A.12 Preprocessing
A preprocessor performs macro substitution, conditional compilation, and inclusion of named files. Lines beginning with #, perhaps preceded by white space, communicate with this preprocessor. The syntax of these lines is independent of the rest of the language; they may appear anywhere and have effect that lasts (independent of scope) until the end of the translation unit. Line boundaries are significant; each line is analyzed individually (bus see Par.A.12.2 for how to adjoin lines). To the preprocessor, a token is any language token, or a character sequence giving a file name as in the #include directive (Par.A.12.4); in addition, any character not otherwise defined is taken as a token. However, the effect of white spaces other than space and horizontal tab is undefined within preprocessor lines.
Preprocessing itself takes place in several logically successive phases that may, in a particular implementation, be condensed.
- First, trigraph sequences as described in Par.A.12.1 are replaced by their equivalents. Should the operating system environment require it, newline characters are introduced between the lines of the source file.
- Each occurrence of a backslash character \ followed by a newline is deleted, this splicing lines (Par.A.12.2).

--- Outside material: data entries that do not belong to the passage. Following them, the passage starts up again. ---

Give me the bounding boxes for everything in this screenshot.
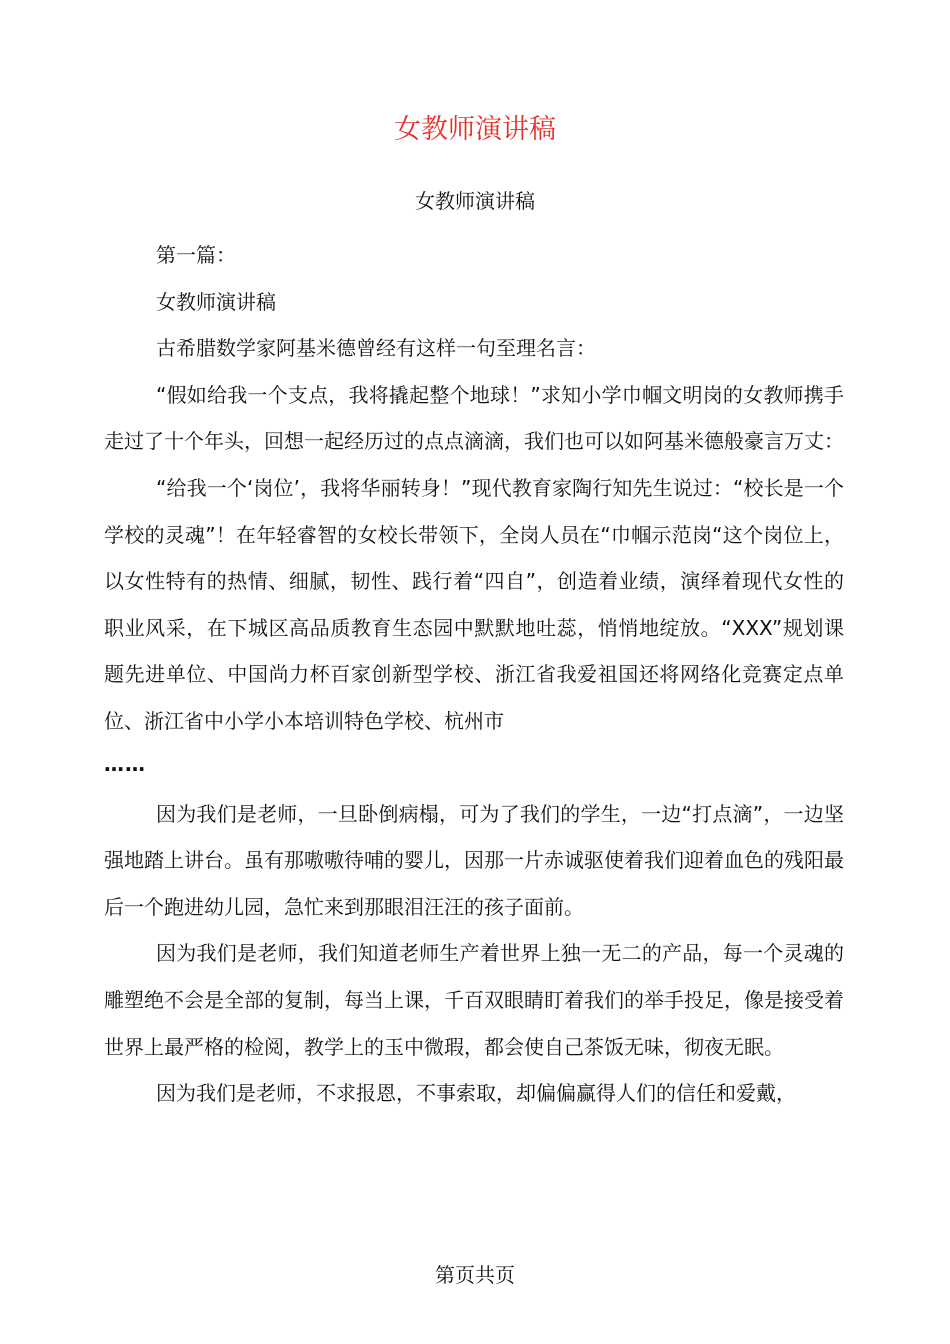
paragraph: 因为我们是老师，一旦卧倒病榻，可为了我们的学生，一边“打点滴”，一边坚强地踏上讲台。虽有那嗷嗷待哺的婴儿，因那一片赤诚驱使着我们迎着血色的残阳最后一个跑进幼儿园，急忙来到那眼泪汪汪的孩子面前。 [104,801,844,919]
paragraph: 古希腊数学家阿基米德曾经有这样一句至理名言： [156,336,596,361]
paragraph: 因为我们是老师，不求报恩，不事索取，却偏偏赢得人们的信任和爱戴， [156,1081,796,1106]
document-subtitle: 女教师演讲稿 [415,189,535,213]
paragraph: “给我一个‘岗位’，我将华丽转身！”现代教育家陶行知先生说过：“校长是一个学校的灵魂”！在年轻睿智的女校长带领下，全岗人员在“巾帼示范岗“这个岗位上，以女性特有的热情、细腻，韧性、践行着“四自”，创造着业绩，演绎着现代女性的职业风采，在下城区高品质教育生态园中默默地吐蕊，悄悄地绽放。“XXX”规划课题先进单位、中国尚力杯百家创新型学校、浙江省我爱祖国还将网络化竞赛定点单位、浙江省中小学小本培训特色学校、杭州市 [104,475,844,733]
paragraph: “假如给我一个支点，我将撬起整个地球！”求知小学巾帼文明岗的女教师携手走过了十个年头，回想一起经历过的点点滴滴，我们也可以如阿基米德般豪言万丈： [104,382,844,454]
page-footer: 第页共页 [435,1263,515,1287]
paragraph-ellipsis: …… [104,751,146,776]
document-title: 女教师演讲稿 [394,114,556,145]
document-body [104,232,844,1117]
paragraph: 因为我们是老师，我们知道老师生产着世界上独一无二的产品，每一个灵魂的雕塑绝不会是全部的复制，每当上课，千百双眼睛盯着我们的举手投足，像是接受着世界上最严格的检阅，教学上的玉中微瑕，都会使自己茶饭无味，彻夜无眠。 [104,941,844,1059]
paragraph: 第一篇： [156,243,236,267]
paragraph: 女教师演讲稿 [156,289,276,314]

- The program is split into tokens separated by white-space characters; comments are replaced by a single space. Then preprocessing directives are obeyed, and macros (Pars.A.12.3-A.12.10) are expanded.
- Escape sequences in character constants and string literals (Pars. A.2.5.2, A.2.6) are replaced by their equivalents; then adjacent string literals are concatenated.
- The result is translated, then linked together with other programs and libraries, by collecting the necessary programs and data, and connecting external functions and object references to their definitions.